Secretary of State for Finance of the Democratic Republic of the Congo
- In office 2 August 1961 – 10 July 1964
- President: Joseph Kasa-Vubu
- Prime Minister: Cyrille Adoula

Personal details
- Born: François Kupa Madugala 30 July 1982 (age 43) Tago, Haut-Uélé, Democratic Republic of the Congo
- Died: 2002
- Citizenship: Congolese

= François Kupa =

Congolese politician and businessman (1930–2002)

François Kupa Madugala (30 July 1930 – 2002) was a Congolese politician, administrator, and businessman who played a role in the early political history of the Democratic Republic of the Congo in the years following independence. He was Secretary of State for Finance in the government of Cyrille Adoula from 1961 to 1964 and later held several provincial leadership positions, including Governor of Uélé and Governor of Bandundu. Kupa is also associated with the origin of the journalistic term coupage, used in the Congolese media to describe payments given to journalists by event organizers.

== Early life, education, and political career ==
François Kupa Madugala was born on 30 July 1930 in Tago, a locality located in what is now Haut-Uélé province in the northeastern part of the Democratic Republic of the Congo. He initially pursued religious education and spent part of his early life in a seminary, before leaving ecclesiastical training to enter public service and politics.

He became a public figure during the early years of Congolese independence. In 1960, Kupa participated in the Belgo-Congolese Round Table Conference as a representative of the customary authorities of Orientale Province, which brought together Congolese leaders and Belgian officials to negotiate the country's transition to independence.

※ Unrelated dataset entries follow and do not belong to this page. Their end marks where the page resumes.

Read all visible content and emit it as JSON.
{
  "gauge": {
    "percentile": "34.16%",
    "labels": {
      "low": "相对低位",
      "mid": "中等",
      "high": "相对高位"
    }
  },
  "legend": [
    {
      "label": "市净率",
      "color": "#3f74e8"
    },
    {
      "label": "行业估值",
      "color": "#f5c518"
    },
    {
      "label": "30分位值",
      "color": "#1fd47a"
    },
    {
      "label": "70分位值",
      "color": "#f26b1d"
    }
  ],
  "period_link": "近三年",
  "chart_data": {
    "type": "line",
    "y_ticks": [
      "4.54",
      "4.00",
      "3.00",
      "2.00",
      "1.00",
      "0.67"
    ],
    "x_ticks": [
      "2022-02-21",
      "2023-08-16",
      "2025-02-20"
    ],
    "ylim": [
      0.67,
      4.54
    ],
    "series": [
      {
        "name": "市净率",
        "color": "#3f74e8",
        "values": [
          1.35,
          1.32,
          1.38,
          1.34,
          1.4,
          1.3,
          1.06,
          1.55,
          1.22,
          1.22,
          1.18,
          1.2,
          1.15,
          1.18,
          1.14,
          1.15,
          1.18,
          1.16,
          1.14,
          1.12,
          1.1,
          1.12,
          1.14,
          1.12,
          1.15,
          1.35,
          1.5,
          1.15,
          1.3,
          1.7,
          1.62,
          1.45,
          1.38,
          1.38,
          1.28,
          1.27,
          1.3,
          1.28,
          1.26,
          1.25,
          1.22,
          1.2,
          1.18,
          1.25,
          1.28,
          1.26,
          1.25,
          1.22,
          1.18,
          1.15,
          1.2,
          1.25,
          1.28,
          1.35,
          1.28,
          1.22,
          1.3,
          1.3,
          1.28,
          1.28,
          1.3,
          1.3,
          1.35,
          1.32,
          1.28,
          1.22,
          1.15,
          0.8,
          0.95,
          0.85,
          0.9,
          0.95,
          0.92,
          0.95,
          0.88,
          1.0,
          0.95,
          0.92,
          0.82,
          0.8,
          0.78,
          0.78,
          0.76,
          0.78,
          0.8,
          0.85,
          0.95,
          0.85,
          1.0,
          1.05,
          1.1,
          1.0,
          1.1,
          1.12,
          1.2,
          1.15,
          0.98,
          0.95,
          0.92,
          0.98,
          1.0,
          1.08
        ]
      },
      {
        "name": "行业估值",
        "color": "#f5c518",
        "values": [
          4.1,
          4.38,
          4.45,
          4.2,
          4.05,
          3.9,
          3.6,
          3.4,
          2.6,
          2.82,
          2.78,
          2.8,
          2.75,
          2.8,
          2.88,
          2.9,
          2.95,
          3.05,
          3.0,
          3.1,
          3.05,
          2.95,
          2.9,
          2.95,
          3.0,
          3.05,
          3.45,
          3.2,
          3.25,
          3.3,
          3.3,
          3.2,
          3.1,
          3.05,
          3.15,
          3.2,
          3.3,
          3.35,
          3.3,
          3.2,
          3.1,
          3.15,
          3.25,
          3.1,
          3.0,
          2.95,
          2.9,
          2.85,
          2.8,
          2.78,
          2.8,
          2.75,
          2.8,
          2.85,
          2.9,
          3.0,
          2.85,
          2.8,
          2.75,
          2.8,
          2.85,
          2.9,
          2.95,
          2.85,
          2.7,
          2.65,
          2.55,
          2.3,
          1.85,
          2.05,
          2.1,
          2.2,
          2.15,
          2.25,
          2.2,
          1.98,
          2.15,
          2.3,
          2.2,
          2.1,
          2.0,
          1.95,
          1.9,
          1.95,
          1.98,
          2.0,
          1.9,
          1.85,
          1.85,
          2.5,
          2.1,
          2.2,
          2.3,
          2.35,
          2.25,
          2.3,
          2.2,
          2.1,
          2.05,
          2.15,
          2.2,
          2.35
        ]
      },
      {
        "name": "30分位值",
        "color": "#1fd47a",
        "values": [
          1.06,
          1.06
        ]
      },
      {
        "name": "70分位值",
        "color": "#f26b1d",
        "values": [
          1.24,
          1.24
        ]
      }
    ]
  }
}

After independence, he joined the national government under Prime Minister Cyrille Adoula. Between 2 August 1961 and 10 July 1964, he was Secretary of State for Finance, a position in which he helped oversee the management of public finances during a period that was characterized by political unrest and internal conflicts. During his tenure, he issued a ministerial decree on 7 December 1962 ordering the reimbursement of salary advances that had been granted to magistrates and civil servants by the special commissioner of Équateur Province, ruling that the payments had been made illegally and ordering their repayment. After leaving the national office, Kupa continued his administrative career at the provincial level. He was the Governor of Uélé from 6 July 1965 to 20 December 1966, and later as Governor of Bandundu from 30 August 1967 to 9 August 1968.

== Association with the term "coupage" ==

François Kupa's name is associated with the origin of the term coupage, a colloquial expression used in Congolese journalism to describe payments or rewards given to journalists by event organizers whose activities they cover, which is also a practice often criticized as a form of corruption because it may compromise the neutrality of reporting. According to journalistic accounts, the term emerged in 1964 when Kupa, then Secretary of State for Finance, reportedly gave a significant sum of money to journalists after granting them an interview. The journalists were so surprised by the amount that they returned to their newsroom without their recording equipment, which they had left behind in his office. Their colleagues joked that Kupa had "cut" them (les avait coupés), which gave rise to the expression "kupage". Over time, the spelling evolved into coupage, a term that later became part of Congolese journalistic vocabulary. The practice has since influenced the handling of information in the media sector and has been cited as a factor weakening the independence of the press. According to Patrick Félix Abely, the phenomenon eventually spread across the national media and gave rise to various local expressions in different cities. In Lubumbashi, the practice is sometimes referred to as Kawama, a reference to a village about 12 kilometers from the city where a journalist, Jean-Pierre Senga Lukavu, used to collect sacks of charcoal that he sold to make ends meet. In Mbuji-Mayi, it is called Mulangi wa mala, meaning "a bottle of beer". In Bukavu, expressions such as transport, mot de la fin, and sauvetage are used, while in Goma similar practices are referred to as cachet, sombe ya batoto, makayabo, or maziwa. Similar terminology also exists elsewhere in Africa, as in Madagascar, journalists use the phrase "give me your slap", while in Gabon the term gombo is commonly used, and in Rwanda the expression free lunch, literally referring to someone who "eats everywhere", describes a journalist who accepts such payments.

== Business career ==
Kupa invested in real estate and founded a company known as APUK, through which he reportedly created employment opportunities and developed agricultural and commercial activities.

== Death and legacy ==
Kupa died in 2002. After his death, disputes reportedly materialized over the ownership of portions of his estate, particularly his real-estate holdings. Some reports mention attempts by various people to claim or contest control of his assets.

Kupa is regarded as one of the most influential historical figures of Haut-Uélé. The Kupa commune in the city of Isiro was named after him.